Search code examples
pythonstringasciiprefix

How could I judge If a string prefix of another string by ascii code in Python?


For example, now we have pattern 'frei', and we have some names like 'freiburg', 'freicking', 'flensburg' and 'freking'. Now I want to judge if the pattern is the prefix of those names(all letters are lowercase).

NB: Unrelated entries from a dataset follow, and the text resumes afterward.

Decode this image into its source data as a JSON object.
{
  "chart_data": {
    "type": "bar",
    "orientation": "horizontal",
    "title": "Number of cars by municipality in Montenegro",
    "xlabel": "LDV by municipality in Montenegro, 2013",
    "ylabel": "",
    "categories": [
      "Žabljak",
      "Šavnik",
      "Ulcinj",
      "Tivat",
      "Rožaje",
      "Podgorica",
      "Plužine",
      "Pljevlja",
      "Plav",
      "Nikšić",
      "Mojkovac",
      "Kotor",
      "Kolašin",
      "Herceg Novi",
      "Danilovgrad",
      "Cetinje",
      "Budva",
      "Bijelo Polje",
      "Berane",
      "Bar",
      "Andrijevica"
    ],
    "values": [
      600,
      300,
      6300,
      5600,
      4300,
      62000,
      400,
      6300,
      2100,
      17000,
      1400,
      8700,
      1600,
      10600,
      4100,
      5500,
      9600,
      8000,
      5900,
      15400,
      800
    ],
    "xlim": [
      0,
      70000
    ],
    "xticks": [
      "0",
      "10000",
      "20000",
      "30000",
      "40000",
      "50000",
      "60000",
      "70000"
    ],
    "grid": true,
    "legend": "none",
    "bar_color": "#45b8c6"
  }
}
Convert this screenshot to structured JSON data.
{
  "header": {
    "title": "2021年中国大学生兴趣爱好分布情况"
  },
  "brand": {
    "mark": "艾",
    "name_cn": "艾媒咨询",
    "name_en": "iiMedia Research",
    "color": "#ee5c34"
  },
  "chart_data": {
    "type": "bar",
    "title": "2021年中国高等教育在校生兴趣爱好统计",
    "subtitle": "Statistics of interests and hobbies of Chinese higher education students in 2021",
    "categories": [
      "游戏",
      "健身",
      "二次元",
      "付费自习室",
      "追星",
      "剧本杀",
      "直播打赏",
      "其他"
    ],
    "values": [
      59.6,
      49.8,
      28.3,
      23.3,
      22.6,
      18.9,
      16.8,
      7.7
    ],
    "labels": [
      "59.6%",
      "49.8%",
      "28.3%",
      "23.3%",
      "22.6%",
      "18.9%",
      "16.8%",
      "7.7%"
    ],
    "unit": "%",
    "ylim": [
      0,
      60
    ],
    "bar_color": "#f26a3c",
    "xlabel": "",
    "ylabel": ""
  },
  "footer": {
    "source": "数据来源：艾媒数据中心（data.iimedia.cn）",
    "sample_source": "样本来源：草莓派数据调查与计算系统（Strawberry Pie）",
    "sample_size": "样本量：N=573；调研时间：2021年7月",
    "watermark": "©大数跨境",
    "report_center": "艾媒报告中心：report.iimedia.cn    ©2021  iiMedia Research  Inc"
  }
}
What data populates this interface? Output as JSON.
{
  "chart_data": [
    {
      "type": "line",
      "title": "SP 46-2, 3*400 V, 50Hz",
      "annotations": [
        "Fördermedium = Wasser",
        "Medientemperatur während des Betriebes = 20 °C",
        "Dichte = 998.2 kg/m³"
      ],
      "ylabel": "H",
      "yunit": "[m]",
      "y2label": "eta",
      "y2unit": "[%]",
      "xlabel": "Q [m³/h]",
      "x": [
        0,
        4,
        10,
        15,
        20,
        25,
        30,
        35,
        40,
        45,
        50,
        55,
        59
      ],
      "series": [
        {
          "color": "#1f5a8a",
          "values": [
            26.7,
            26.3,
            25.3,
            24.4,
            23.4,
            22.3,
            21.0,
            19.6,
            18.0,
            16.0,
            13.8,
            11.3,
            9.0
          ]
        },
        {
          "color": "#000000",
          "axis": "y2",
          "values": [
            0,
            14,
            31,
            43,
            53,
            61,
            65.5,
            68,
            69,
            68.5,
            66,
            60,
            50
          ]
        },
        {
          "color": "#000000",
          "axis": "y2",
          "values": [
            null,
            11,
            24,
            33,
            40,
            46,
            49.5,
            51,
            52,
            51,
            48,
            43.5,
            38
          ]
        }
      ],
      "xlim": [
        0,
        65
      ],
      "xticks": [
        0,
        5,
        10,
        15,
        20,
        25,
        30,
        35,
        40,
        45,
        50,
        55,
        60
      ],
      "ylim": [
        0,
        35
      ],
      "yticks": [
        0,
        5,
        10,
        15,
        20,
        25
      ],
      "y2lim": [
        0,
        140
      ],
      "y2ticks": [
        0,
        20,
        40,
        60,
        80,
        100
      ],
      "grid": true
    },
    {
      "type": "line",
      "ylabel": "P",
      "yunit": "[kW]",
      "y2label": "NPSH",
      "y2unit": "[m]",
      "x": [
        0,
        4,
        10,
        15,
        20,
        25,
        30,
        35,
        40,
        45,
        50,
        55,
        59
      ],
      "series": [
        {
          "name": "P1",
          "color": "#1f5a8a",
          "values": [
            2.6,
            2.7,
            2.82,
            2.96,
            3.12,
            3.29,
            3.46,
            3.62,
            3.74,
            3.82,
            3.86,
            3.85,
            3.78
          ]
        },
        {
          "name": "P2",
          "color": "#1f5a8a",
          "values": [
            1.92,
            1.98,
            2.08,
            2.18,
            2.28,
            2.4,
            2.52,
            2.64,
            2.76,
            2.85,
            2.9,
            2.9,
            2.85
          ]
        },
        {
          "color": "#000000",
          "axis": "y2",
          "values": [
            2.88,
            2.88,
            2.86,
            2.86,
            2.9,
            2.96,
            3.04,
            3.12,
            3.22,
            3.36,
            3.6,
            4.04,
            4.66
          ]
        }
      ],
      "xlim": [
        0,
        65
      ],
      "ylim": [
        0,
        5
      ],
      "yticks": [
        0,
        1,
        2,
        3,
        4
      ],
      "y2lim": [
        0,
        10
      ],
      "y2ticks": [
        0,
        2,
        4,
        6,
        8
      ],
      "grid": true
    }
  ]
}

someone gave the solution like this:

name = ['freiburg', 'freicking', 'flensburg', 'freking']
hit = []
pattern = 'frei'
lower = 'frei'
upper = 'frei{'
for i in name:
    if lower <= i <= upper:
        hit.append(i)

well, I think this is a very fantanstic mehtod. But I don't know what the principle of it is. Could someone tell me why the lower and upper string look like this? And why a character '{' will be used here? I think the sum of ascii code of 'freiburg' is larger than 'frei{', but why is it actually still smaller than 'frei{' ?

Thanks a lot.


Solution

  • This works by ensuring that the unicode codes of corresponding characters to be compared are between the following boundaries:

    [ord(i) for i in 'frei']
    # [102, 114, 101, 105]
    
    [ord(i) for i in 'frei{']
    # [102, 114, 101, 105, 123]
    

    Note that { comes right after z in the table:

    ord('z')
    # 122
    
    ord('{')
    # 123
    

    Hence anything either lower than the first sequence of codes or larger than the second is not considered. This becomes quite clear if you try sorting the sequence of strings, including the boundaries:

    sorted(['fra', 'frei', 'frei{', 'freidja', 'freia', 'from'])
    # ['fra', 'frei', 'freia', 'freidja', 'frei{', 'from']
    

    So basically any string starting with frei, and followed by other letters will be smaller than 'frei{', since { is larger than z.

    However, as mentioned by thierry in the comments, this assumes that the subsequent characters to be matched will be from the latin alphabet. Codes for characters from other alphabets will come after {, and not fall in that boundary.

    Also, a much simpler (and probably the right) approach for this could be to just use startswith from the str class, which as its name indicates, returns a boolean if the string starts with the specified substring:

    [i for i in name if i.startswith('frei')]